The RT people have actually been pretty good at slipping their stuff in,
in small increments, and always with good reasons for why they aren't
Yeah, it's taken them years, and they still have out-of-tree stuff. And
yeah, they had to change some things to make them more palatable to the
mainline kernel - the whole fundamental raw spinlock change is just the
most recent example of that.
But on the whole, I think it's actually worked out pretty well for them. I
think the mainline kernel has improved in the process, but I also suspect
that _their_ RT patches have also improved thanks to having to make the
work more palatable to people like me who don't care all that deeply about
their particular flavor of crazy.
And yeah, I still think the hard-RT people are mostly crazy.

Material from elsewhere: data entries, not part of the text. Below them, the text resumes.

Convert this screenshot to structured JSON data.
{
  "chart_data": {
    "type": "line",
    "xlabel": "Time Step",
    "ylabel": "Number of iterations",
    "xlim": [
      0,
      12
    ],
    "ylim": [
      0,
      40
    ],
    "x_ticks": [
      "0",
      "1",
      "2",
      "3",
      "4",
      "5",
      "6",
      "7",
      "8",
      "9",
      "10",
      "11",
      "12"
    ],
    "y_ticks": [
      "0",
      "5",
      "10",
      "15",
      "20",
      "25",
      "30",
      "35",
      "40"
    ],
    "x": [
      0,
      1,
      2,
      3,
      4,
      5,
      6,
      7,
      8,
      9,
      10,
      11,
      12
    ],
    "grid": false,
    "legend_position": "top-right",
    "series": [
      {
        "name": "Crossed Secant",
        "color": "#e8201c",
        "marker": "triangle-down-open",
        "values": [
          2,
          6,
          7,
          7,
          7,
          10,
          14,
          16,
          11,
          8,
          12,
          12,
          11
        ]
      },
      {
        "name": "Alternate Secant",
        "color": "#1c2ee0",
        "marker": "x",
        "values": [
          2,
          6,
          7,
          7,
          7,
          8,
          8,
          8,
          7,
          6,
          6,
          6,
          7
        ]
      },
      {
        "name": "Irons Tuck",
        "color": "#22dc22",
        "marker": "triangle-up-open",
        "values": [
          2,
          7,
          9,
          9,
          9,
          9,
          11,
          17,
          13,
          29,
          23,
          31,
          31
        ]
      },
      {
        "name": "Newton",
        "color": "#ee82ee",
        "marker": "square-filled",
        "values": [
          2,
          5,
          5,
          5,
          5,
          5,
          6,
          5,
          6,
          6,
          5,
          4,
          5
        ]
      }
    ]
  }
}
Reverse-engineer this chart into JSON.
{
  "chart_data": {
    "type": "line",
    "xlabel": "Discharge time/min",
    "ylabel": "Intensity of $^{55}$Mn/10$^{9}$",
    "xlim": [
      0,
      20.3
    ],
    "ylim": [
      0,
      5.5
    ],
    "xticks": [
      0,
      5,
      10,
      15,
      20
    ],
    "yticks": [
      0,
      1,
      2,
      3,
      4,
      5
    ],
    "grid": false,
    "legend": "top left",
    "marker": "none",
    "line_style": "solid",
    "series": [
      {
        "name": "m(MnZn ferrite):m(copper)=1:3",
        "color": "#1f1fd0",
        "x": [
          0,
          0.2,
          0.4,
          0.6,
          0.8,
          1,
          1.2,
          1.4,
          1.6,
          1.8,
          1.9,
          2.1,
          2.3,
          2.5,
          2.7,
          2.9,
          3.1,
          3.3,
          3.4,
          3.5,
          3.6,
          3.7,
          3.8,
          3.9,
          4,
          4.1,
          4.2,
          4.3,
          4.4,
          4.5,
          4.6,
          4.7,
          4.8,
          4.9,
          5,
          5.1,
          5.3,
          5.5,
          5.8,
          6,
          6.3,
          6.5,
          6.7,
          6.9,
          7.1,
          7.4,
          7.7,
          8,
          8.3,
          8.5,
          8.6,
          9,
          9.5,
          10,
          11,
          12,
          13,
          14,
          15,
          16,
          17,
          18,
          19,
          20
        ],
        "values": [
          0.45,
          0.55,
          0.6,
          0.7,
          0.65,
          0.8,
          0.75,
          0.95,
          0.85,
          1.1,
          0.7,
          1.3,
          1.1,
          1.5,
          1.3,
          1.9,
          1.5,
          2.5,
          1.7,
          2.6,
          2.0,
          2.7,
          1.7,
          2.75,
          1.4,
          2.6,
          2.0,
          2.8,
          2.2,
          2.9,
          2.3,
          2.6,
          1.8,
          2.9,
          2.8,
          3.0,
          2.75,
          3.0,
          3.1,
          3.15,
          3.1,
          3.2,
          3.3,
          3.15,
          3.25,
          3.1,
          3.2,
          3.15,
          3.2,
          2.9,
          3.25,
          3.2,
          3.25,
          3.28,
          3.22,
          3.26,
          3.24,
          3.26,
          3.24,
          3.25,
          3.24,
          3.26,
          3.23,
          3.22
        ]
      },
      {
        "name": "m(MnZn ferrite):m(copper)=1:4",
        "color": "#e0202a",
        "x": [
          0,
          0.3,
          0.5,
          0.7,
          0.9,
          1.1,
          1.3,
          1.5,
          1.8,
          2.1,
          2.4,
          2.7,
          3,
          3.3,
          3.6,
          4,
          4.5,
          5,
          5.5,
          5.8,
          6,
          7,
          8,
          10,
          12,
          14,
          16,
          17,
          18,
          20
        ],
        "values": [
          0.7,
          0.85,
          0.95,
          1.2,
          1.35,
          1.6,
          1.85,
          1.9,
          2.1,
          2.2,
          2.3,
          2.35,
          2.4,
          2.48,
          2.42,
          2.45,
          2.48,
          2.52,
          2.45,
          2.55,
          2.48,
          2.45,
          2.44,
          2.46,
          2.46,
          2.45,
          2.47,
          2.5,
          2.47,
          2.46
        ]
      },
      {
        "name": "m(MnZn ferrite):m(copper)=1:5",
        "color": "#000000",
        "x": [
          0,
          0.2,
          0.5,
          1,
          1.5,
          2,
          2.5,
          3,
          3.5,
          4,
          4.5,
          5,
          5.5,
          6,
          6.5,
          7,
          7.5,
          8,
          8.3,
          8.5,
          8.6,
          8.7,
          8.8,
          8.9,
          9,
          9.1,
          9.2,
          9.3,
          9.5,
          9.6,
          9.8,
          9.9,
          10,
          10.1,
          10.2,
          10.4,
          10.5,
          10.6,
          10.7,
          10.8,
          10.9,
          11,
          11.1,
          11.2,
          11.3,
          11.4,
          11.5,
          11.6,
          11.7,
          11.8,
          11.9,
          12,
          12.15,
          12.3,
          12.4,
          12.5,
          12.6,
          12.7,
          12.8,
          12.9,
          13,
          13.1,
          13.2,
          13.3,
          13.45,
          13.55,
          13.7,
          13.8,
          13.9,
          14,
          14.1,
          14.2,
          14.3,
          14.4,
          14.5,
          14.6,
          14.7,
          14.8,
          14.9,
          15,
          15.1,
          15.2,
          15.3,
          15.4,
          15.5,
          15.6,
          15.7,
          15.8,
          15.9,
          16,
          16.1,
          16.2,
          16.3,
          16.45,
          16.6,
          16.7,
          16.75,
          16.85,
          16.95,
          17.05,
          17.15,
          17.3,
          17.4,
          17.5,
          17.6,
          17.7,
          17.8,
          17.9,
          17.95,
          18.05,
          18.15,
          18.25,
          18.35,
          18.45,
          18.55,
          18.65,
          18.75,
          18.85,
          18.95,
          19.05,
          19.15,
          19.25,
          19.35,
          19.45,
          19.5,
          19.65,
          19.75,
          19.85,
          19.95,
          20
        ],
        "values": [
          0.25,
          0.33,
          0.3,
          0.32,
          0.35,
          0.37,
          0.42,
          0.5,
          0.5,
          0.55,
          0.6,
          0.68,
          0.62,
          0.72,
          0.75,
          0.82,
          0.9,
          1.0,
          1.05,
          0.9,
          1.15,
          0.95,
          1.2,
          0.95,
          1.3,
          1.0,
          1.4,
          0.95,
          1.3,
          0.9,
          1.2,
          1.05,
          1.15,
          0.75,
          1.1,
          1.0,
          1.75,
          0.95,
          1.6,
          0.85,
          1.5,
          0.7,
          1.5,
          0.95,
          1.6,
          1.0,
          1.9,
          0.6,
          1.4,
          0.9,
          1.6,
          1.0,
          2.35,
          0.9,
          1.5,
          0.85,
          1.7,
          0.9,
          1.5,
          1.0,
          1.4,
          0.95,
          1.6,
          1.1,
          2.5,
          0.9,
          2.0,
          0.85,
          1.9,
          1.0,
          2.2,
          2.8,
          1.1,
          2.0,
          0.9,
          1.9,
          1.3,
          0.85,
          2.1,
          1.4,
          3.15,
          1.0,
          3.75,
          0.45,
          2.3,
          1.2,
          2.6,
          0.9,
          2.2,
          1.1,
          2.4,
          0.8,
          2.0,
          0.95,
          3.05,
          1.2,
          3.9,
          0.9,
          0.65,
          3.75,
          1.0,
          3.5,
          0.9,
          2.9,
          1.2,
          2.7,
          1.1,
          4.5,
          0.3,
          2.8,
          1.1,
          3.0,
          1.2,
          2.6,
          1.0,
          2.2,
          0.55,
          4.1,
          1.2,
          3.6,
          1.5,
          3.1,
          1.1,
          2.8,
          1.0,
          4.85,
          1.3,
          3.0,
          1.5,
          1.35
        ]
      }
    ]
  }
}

So I can work with crazy people, that's not the problem. They just need to
_sell_ their crazy stuff to me using non-crazy arguments, and in small and
well-defined pieces. When I ask for killer features, I want them to lull
me into a safe and cozy world where the stuff they are pushing is actually
useful to mainline people _first_.
In other words, every new crazy feature should be hidden in a nice solid
"Trojan Horse" gift: something that looks _obviously_ good at first sight.
The fact that it may contain the germs for future features should be
hidden so well that not only is it not used as an argument ("Hey, look at
all those soldiers in that horse, imagine what you could do with them"),
it should also not be obvious from the source code ("Look at all those
hooks I sprinkled around, which aren't actually used by anything, but just
imagine what you could do with them").